Öte yandan farklı varlıkların birbirleri ile olan ilişkilerinde bir değişiklik olmaz. ABD’nin kredi notunun düşürülmesi yatırımcıların risk iştahını olumsuz etkileyebilir ama hisse senetleri ile bonolar arasındaki göreceli sıralamayı etkilemez.
Emniyet faktörü yok olursa geriye sadece “kaçış” kalır
Ancak kredi notunun düşmesi felsefi bir ikilem yaratacaktır. En basiti şekli ile portföy teorisi biz yatırımcıların belirsizlik altında yatırım veya harcama tercihlerini nasıl yapmamız gerektiğini düzenler. Risktan kaçınan, rasyonel düşünüp rasoyonel kararlar alabilen bireyler olduğumuzu varsayar.
Bu nedenle ilerideki bir tarihte tarafımıza yapılacağını varsaydığımız ödemelerin olasılığı ve dağılımındaki değişiklikler bugünkü harcama seviyemizi etkileyecektir. Biz buna kısaca “emniyete kaçış” diye tanımlayabiliriz ama emniyetin olmadığı yerde- ki S&P nin kredi notunu düşürmesinin anlamı da bu zaten- geriye sadece “kaçış” kalır. Risksiz bir getirinin olmaması bu tercihlerin analizinde komplikasyonlara yol açacaktır.
Eninde sonunda piyasalar bir denge noktası bulacaktır. Bu noktada yatırım araçlarının fiyatları bünyelerinde barındırdıkları riskler ile orantılı olacaktır. Bu seviye bugünkü seviyeler de olabilir. Ne de olsa pek çok piyasa uzmanı S&P’nin kararını sürpriz olarak karşılamadı. Onlar için sürpriz kurumun 14 Temmuz’da ABD’yi mercek altına alması idi. O günden bugüne ABD hisse senedi endeksi yüzde 10 düştü. Bono faizleri de önce artmasına karşın daha sonra azaldılar.
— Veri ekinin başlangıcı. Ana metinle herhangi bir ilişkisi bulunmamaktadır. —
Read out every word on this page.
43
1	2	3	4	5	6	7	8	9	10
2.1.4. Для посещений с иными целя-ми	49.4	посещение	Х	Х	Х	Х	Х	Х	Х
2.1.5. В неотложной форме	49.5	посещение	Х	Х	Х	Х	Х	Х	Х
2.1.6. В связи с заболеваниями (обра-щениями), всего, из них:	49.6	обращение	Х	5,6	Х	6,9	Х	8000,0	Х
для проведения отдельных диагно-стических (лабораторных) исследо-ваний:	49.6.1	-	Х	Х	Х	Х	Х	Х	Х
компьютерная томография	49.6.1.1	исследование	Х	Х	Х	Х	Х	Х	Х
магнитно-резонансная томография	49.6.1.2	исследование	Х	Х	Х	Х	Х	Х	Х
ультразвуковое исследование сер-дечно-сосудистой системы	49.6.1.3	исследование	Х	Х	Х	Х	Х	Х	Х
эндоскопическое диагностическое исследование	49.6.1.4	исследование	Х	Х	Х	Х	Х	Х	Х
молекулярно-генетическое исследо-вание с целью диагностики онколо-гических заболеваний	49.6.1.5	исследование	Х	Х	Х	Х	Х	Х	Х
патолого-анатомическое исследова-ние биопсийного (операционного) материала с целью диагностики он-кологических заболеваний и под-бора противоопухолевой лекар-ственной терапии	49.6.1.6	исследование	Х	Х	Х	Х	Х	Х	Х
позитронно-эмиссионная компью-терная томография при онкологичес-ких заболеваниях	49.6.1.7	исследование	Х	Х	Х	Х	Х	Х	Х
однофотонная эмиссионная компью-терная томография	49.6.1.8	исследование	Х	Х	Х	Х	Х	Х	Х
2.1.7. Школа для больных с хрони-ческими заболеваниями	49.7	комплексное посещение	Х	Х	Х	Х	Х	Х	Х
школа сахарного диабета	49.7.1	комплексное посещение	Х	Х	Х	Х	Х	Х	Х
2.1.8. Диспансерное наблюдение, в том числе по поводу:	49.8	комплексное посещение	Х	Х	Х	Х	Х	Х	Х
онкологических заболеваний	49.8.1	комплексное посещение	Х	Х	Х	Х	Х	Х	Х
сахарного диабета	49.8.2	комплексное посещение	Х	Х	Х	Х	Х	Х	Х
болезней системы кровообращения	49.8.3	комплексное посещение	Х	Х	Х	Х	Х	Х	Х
Hemen sert çıkışlar tahmin etmeyin
Fakat piyasa tepkilerinin anlık değil sürekli olabileceğini de akılda tutmak gerek. Piyasa paradigmalarında bir kayma oldu. Daha başka şokların da olası olduğu ve bu yeni normale alışmamız, bu paradigma ile yaşamayı öğrenmemiz zaman alacaktır. O zamana kadar da bu belirsizlik ve oynaklık sürecekir. Hemen piyasada kalıcı sert çıkışlar beklemek aşırı iyimser bir yaklaşım olacaktır.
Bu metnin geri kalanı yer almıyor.